Studio album by Steve Eaves
- Released: 2007
- Recorded: 2001–2007
- Genres: Folk, rock, blues
- Label: Sain

Steve Eaves chronology
| Iawn (2001) | Moelyci (2007) |  |

= Moelyci =

Moelyci is a 2007 album by the poet, singer and songwriter Steve Eaves. Eaves sings and plays guitar on the album, and is backed by his long-time backing band, Rhai Pobl. The album also features the well-known Welsh poet Gerallt Lloyd Owen reciting his poetry, accompanied by music. All the songs are sung in Welsh. The album is considered to be Eaves's way of getting to terms with the death of his wife, Siân; the title, Moelyci refers to the mountain where his wife's ashes were scattered:

I have been raising my eyes towards Moelyci for most of my life. (...)

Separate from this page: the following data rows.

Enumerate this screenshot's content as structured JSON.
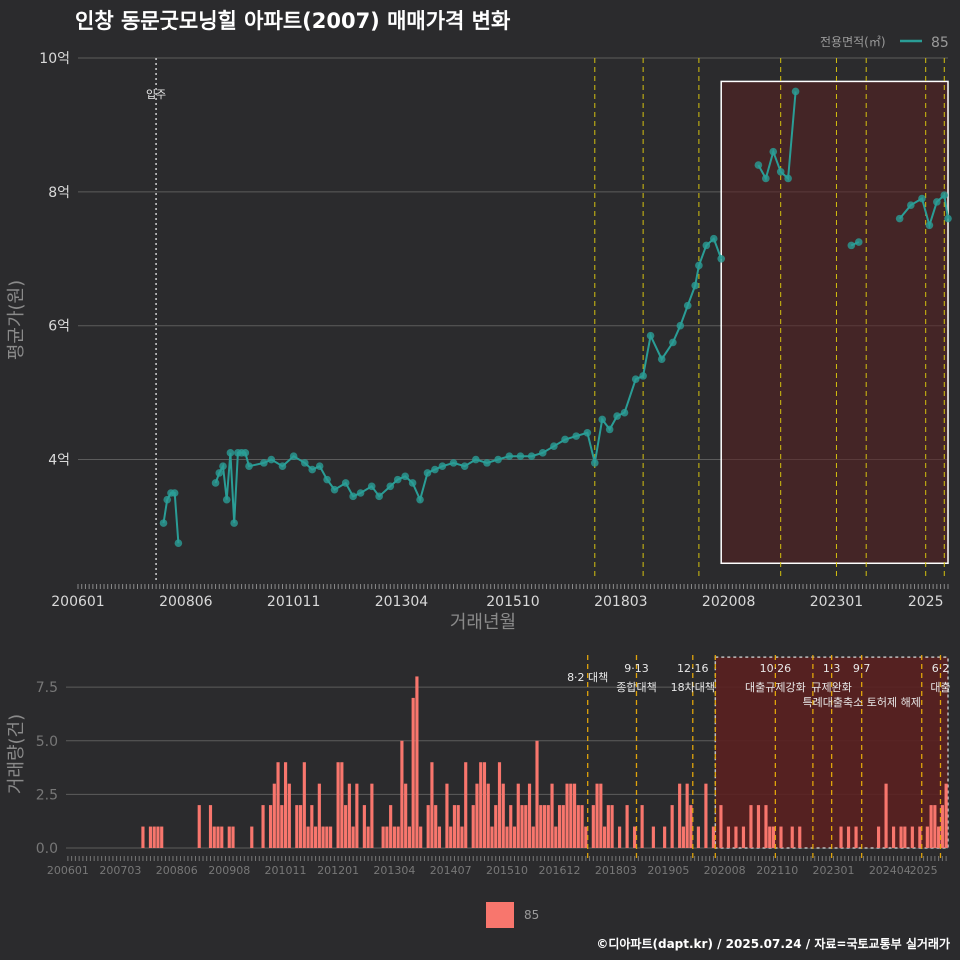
{
  "title": "인창 동문굿모닝힐 아파트(2007) 매매가격 변화",
  "legend": {
    "title": "전용면적(㎡)",
    "series": "85",
    "bottom_series": "85"
  },
  "colors": {
    "line": "#2a9d96",
    "point": "#2a9d96",
    "bar": "#f8766d",
    "policy": "#d4c10f",
    "highlight_fill": "#5a2020",
    "vline_white": "#d0d0d0"
  },
  "credit": "©디아파트(dapt.kr) / 2025.07.24 / 자료=국토교통부 실거래가",
  "chart_data": [
    {
      "type": "line",
      "name": "price",
      "xlabel": "거래년월",
      "ylabel": "평균가(원)",
      "x_range": [
        "2006-01",
        "2025-07"
      ],
      "ylim": [
        2.2,
        10.0
      ],
      "y_unit": "억",
      "yticks": [
        {
          "v": 4,
          "label": "4억"
        },
        {
          "v": 6,
          "label": "6억"
        },
        {
          "v": 8,
          "label": "8억"
        },
        {
          "v": 10,
          "label": "10억"
        }
      ],
      "xticks": [
        "200601",
        "200806",
        "201011",
        "201304",
        "201510",
        "201803",
        "202008",
        "202301",
        "2025"
      ],
      "event_line": {
        "x": "2007-10",
        "label": "입주"
      },
      "policy_lines": [
        "2017-08",
        "2018-09",
        "2019-12",
        "2021-10",
        "2023-01",
        "2023-09",
        "2025-01",
        "2025-06"
      ],
      "highlight": {
        "from": "2020-06",
        "to": "2025-07",
        "ymin": 2.45,
        "ymax": 9.65
      },
      "series": [
        {
          "name": "85",
          "x": [
            "2007-12",
            "2008-01",
            "2008-02",
            "2008-03",
            "2008-04",
            "2009-02",
            "2009-03",
            "2009-04",
            "2009-05",
            "2009-06",
            "2009-07",
            "2009-08",
            "2009-09",
            "2009-10",
            "2009-11",
            "2010-03",
            "2010-05",
            "2010-08",
            "2010-11",
            "2011-02",
            "2011-04",
            "2011-06",
            "2011-08",
            "2011-10",
            "2012-01",
            "2012-03",
            "2012-05",
            "2012-08",
            "2012-10",
            "2013-01",
            "2013-03",
            "2013-05",
            "2013-07",
            "2013-09",
            "2013-11",
            "2014-01",
            "2014-03",
            "2014-06",
            "2014-09",
            "2014-12",
            "2015-03",
            "2015-06",
            "2015-09",
            "2015-12",
            "2016-03",
            "2016-06",
            "2016-09",
            "2016-12",
            "2017-03",
            "2017-06",
            "2017-08",
            "2017-10",
            "2017-12",
            "2018-02",
            "2018-04",
            "2018-07",
            "2018-09",
            "2018-11",
            "2019-02",
            "2019-05",
            "2019-07",
            "2019-09",
            "2019-11",
            "2019-12",
            "2020-02",
            "2020-04",
            "2020-06",
            "2021-04",
            "2021-06",
            "2021-08",
            "2021-10",
            "2021-12",
            "2022-02",
            "2023-05",
            "2023-07",
            "2024-06",
            "2024-09",
            "2024-12",
            "2025-02",
            "2025-04",
            "2025-06",
            "2025-07"
          ],
          "values": [
            3.05,
            3.4,
            3.5,
            3.5,
            2.75,
            3.65,
            3.8,
            3.9,
            3.4,
            4.1,
            3.05,
            4.1,
            4.1,
            4.1,
            3.9,
            3.95,
            4.0,
            3.9,
            4.05,
            3.95,
            3.85,
            3.9,
            3.7,
            3.55,
            3.65,
            3.45,
            3.5,
            3.6,
            3.45,
            3.6,
            3.7,
            3.75,
            3.65,
            3.4,
            3.8,
            3.85,
            3.9,
            3.95,
            3.9,
            4.0,
            3.95,
            4.0,
            4.05,
            4.05,
            4.05,
            4.1,
            4.2,
            4.3,
            4.35,
            4.4,
            3.95,
            4.6,
            4.45,
            4.65,
            4.7,
            5.2,
            5.25,
            5.85,
            5.5,
            5.75,
            6.0,
            6.3,
            6.6,
            6.9,
            7.2,
            7.3,
            7.0,
            8.4,
            8.2,
            8.6,
            8.3,
            8.2,
            9.5,
            7.2,
            7.25,
            7.6,
            7.8,
            7.9,
            7.5,
            7.85,
            7.95,
            7.6
          ]
        }
      ]
    },
    {
      "type": "bar",
      "name": "volume",
      "ylabel": "거래량(건)",
      "x_range": [
        "2006-01",
        "2025-07"
      ],
      "ylim": [
        0,
        9
      ],
      "yticks": [
        {
          "v": 0,
          "label": "0.0"
        },
        {
          "v": 2.5,
          "label": "2.5"
        },
        {
          "v": 5,
          "label": "5.0"
        },
        {
          "v": 7.5,
          "label": "7.5"
        }
      ],
      "xticks": [
        "200601",
        "200703",
        "200806",
        "200908",
        "201011",
        "201201",
        "201304",
        "201407",
        "201510",
        "201612",
        "201803",
        "201905",
        "202008",
        "202110",
        "202301",
        "202404",
        "2025"
      ],
      "policy_lines": [
        "2017-08",
        "2018-09",
        "2019-12",
        "2020-06",
        "2021-10",
        "2022-08",
        "2023-01",
        "2023-09",
        "2025-01",
        "2025-06"
      ],
      "annotations": [
        {
          "x": "2017-08",
          "line1": "8·2 대책",
          "line2": ""
        },
        {
          "x": "2018-09",
          "line1": "9·13",
          "line2": "종합대책"
        },
        {
          "x": "2019-12",
          "line1": "12·16",
          "line2": "18차대책"
        },
        {
          "x": "2021-10",
          "line1": "10·26",
          "line2": "대출규제강화"
        },
        {
          "x": "2023-01",
          "line1": "1·3",
          "line2": "규제완화"
        },
        {
          "x": "2023-09",
          "line1": "9·7",
          "line2": "특례대출축소 토허제 해제"
        },
        {
          "x": "2025-06",
          "line1": "6·2",
          "line2": "대출"
        }
      ],
      "highlight": {
        "from": "2020-06",
        "to": "2025-07",
        "ymin": 0,
        "ymax": 8.9
      },
      "series": [
        {
          "name": "85",
          "x": [
            "2007-09",
            "2007-11",
            "2007-12",
            "2008-01",
            "2008-02",
            "2008-12",
            "2009-03",
            "2009-04",
            "2009-05",
            "2009-06",
            "2009-08",
            "2009-09",
            "2010-02",
            "2010-05",
            "2010-07",
            "2010-08",
            "2010-09",
            "2010-10",
            "2010-11",
            "2010-12",
            "2011-02",
            "2011-03",
            "2011-04",
            "2011-05",
            "2011-06",
            "2011-07",
            "2011-08",
            "2011-09",
            "2011-10",
            "2011-11",
            "2012-01",
            "2012-02",
            "2012-03",
            "2012-04",
            "2012-05",
            "2012-06",
            "2012-08",
            "2012-09",
            "2012-10",
            "2013-01",
            "2013-02",
            "2013-03",
            "2013-04",
            "2013-05",
            "2013-06",
            "2013-07",
            "2013-08",
            "2013-09",
            "2013-10",
            "2013-11",
            "2014-01",
            "2014-02",
            "2014-03",
            "2014-04",
            "2014-06",
            "2014-07",
            "2014-08",
            "2014-09",
            "2014-10",
            "2014-11",
            "2015-01",
            "2015-02",
            "2015-03",
            "2015-04",
            "2015-05",
            "2015-06",
            "2015-07",
            "2015-08",
            "2015-09",
            "2015-10",
            "2015-11",
            "2015-12",
            "2016-01",
            "2016-02",
            "2016-03",
            "2016-04",
            "2016-05",
            "2016-06",
            "2016-07",
            "2016-08",
            "2016-09",
            "2016-10",
            "2016-11",
            "2016-12",
            "2017-01",
            "2017-02",
            "2017-03",
            "2017-04",
            "2017-05",
            "2017-06",
            "2017-07",
            "2017-09",
            "2017-10",
            "2017-11",
            "2017-12",
            "2018-01",
            "2018-02",
            "2018-04",
            "2018-06",
            "2018-08",
            "2018-10",
            "2019-01",
            "2019-04",
            "2019-06",
            "2019-08",
            "2019-09",
            "2019-10",
            "2019-11",
            "2020-01",
            "2020-03",
            "2020-05",
            "2020-07",
            "2020-09",
            "2020-11",
            "2021-01",
            "2021-03",
            "2021-05",
            "2021-07",
            "2021-08",
            "2021-09",
            "2021-11",
            "2022-02",
            "2022-04",
            "2023-03",
            "2023-05",
            "2023-07",
            "2024-01",
            "2024-03",
            "2024-05",
            "2024-07",
            "2024-08",
            "2024-10",
            "2024-12",
            "2025-02",
            "2025-03",
            "2025-04",
            "2025-05",
            "2025-06",
            "2025-07"
          ],
          "values": [
            1,
            1,
            1,
            1,
            1,
            2,
            2,
            1,
            1,
            1,
            1,
            1,
            1,
            2,
            2,
            3,
            4,
            2,
            4,
            3,
            2,
            2,
            4,
            1,
            2,
            1,
            3,
            1,
            1,
            1,
            4,
            4,
            2,
            3,
            1,
            3,
            2,
            1,
            3,
            1,
            1,
            2,
            1,
            1,
            5,
            3,
            1,
            7,
            8,
            1,
            2,
            4,
            2,
            1,
            3,
            1,
            2,
            2,
            1,
            4,
            2,
            3,
            4,
            4,
            3,
            1,
            2,
            4,
            3,
            1,
            2,
            1,
            3,
            2,
            2,
            3,
            1,
            5,
            2,
            2,
            2,
            3,
            1,
            2,
            2,
            3,
            3,
            3,
            2,
            2,
            1,
            2,
            3,
            3,
            1,
            2,
            2,
            1,
            2,
            1,
            2,
            1,
            1,
            2,
            3,
            1,
            3,
            2,
            1,
            3,
            1,
            2,
            1,
            1,
            1,
            2,
            2,
            2,
            1,
            1,
            1,
            1,
            1,
            1,
            1,
            1,
            1,
            3,
            1,
            1,
            1,
            1,
            1,
            1,
            2,
            2,
            1,
            2,
            3
          ]
        }
      ]
    }
  ]
}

By the end of the 1970s Siân and I and our first little baby were living in our Council house in Maesgeirchen. Late at night we would sit at the bottom of our stairs with the front door open and a blanket around our shoulders, talking quietly and gazing towards Moelyci and Moel Rhiwen and their dark slopes against the blue night. Rhiwlas and the slopes were calling to us.

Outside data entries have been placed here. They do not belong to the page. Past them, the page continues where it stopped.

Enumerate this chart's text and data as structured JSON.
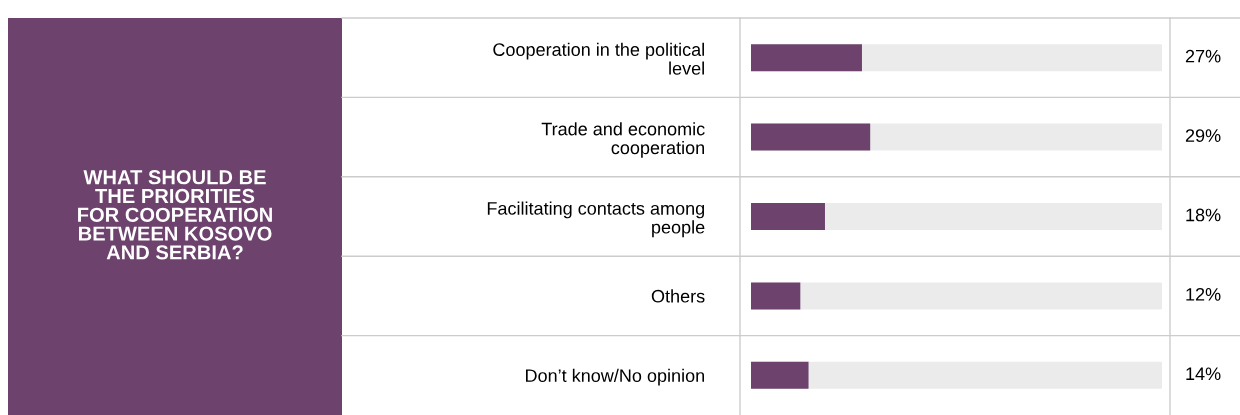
{
  "chart_data": {
    "type": "bar",
    "orientation": "horizontal",
    "title": "WHAT SHOULD BE THE PRIORITIES FOR COOPERATION BETWEEN KOSOVO AND SERBIA?",
    "categories": [
      "Cooperation in the political level",
      "Trade and economic cooperation",
      "Facilitating contacts among people",
      "Others",
      "Don’t know/No opinion"
    ],
    "values": [
      27,
      29,
      18,
      12,
      14
    ],
    "value_labels": [
      "27%",
      "29%",
      "18%",
      "12%",
      "14%"
    ],
    "color": "#6d436e",
    "xlim": [
      0,
      100
    ],
    "tick_labels": "y",
    "grid": false,
    "legend": false
  }
}
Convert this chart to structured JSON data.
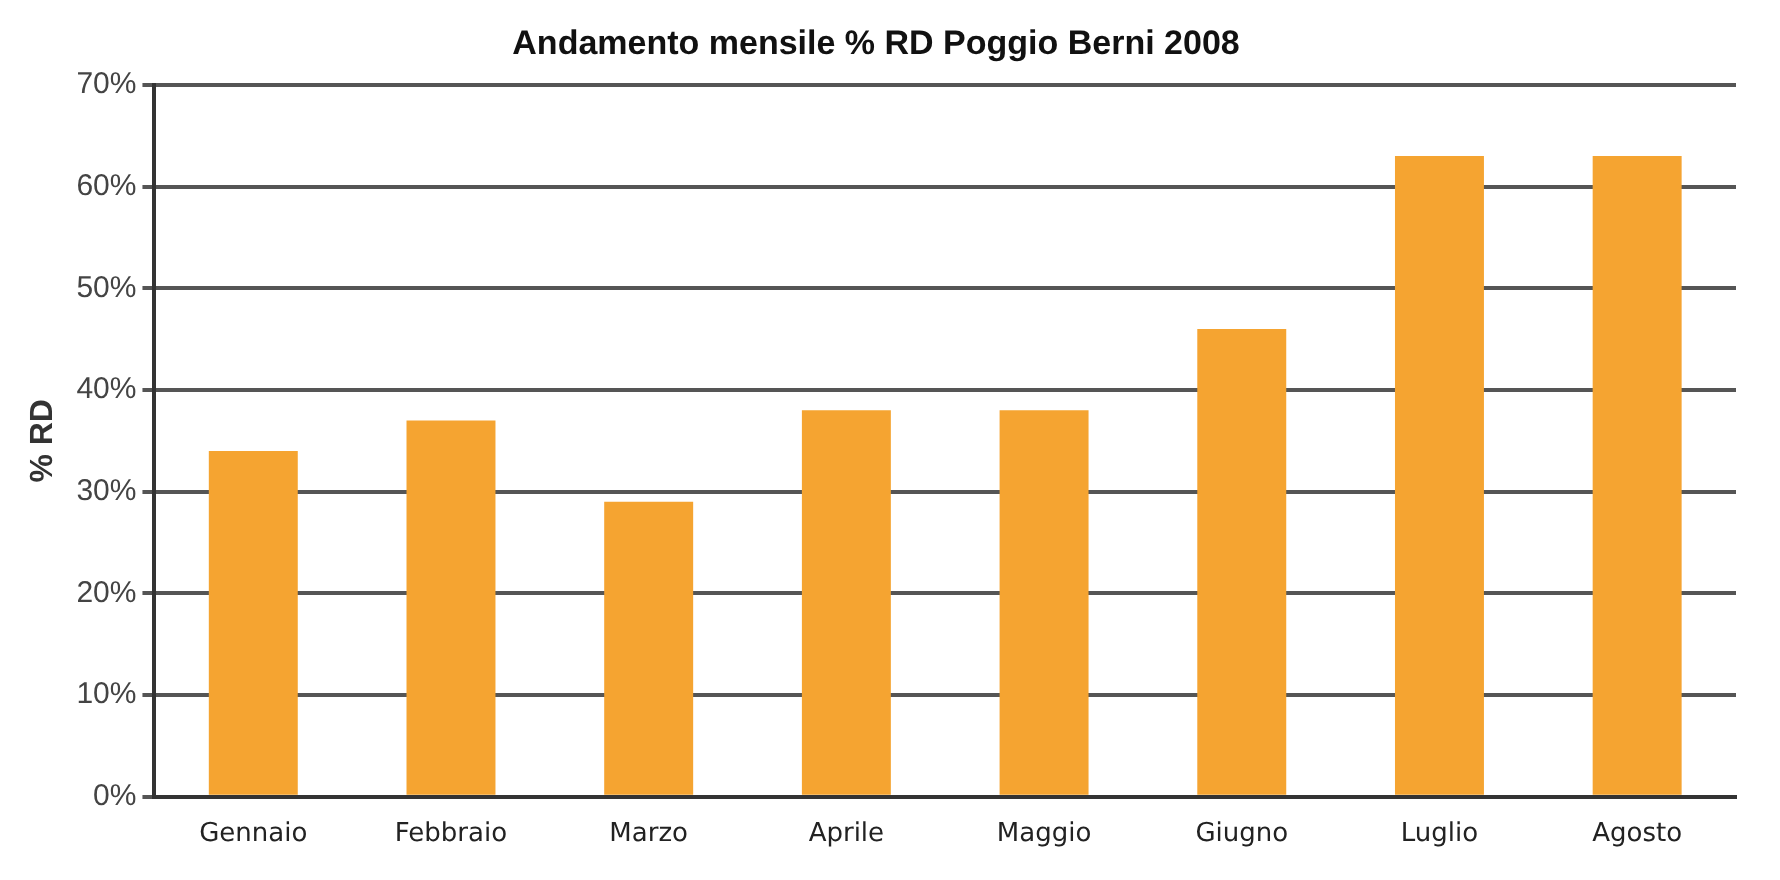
{
  "chart_data": {
    "type": "bar",
    "title": "Andamento mensile % RD Poggio Berni 2008",
    "ylabel": "% RD",
    "categories": [
      "Gennaio",
      "Febbraio",
      "Marzo",
      "Aprile",
      "Maggio",
      "Giugno",
      "Luglio",
      "Agosto"
    ],
    "values": [
      34,
      37,
      29,
      38,
      38,
      46,
      63,
      63
    ],
    "color": "#f5a431",
    "ylim": [
      0,
      70
    ],
    "yticks": [
      {
        "value": 0,
        "label": "0%"
      },
      {
        "value": 10,
        "label": "10%"
      },
      {
        "value": 20,
        "label": "20%"
      },
      {
        "value": 30,
        "label": "30%"
      },
      {
        "value": 40,
        "label": "40%"
      },
      {
        "value": 50,
        "label": "50%"
      },
      {
        "value": 60,
        "label": "60%"
      },
      {
        "value": 70,
        "label": "70%"
      }
    ],
    "grid": "y",
    "legend": false
  }
}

The 80s and 90s : On the slopes of Moelyci our three children learnt to walk. And on the slopes of Moelyci, as Siân had requested, we scattered her ashes. And that's where her spirit is now, a gentle breeze in the heather and bracken, over the stones and tiny streams, moving along the paths in every season.

Professional ratings
Review scores
| Source | Rating |
| Sing Out! | (not rated) |
| FolkWorld.de | (not rated) |

==Track listing==
1. Ymlaen mae Canaan (Onwards to Canaan)
2. Gad Iddi Fynd (Let Her Go)
3. Moelyci
4. Taw Pia' Hi [Y Tao Pia' Hi] (Silence is the Way [The Tao's the Way])
5. Lleuad Medi (September Moon)
6. Bwgi Rhif 2 (Boogie No.2)
7. Ni sydd ar ôl (We who're left behind)
8. Gwlad y Caledi (The Land of Hardship)
9. Pa le yw hwn? (What Place is this?)
10. Croeso mawr yn d'ôl (A big welcome back)
11. Llifogydd ym Mhentir (Floods in Pentir)
12. Nos Da, Mam (Goodnight, Mam)
13. Mesen (Acorn)

==Band members==
Steve Eaves, Elwyn Williams, Iwan Llwyd, Gwyn "Maffia" Jones, Jackie Williams, Owen Evans, Jochen Eisentraut, Manon Steffan Ros, Steven Rees, and Gwyn Evans.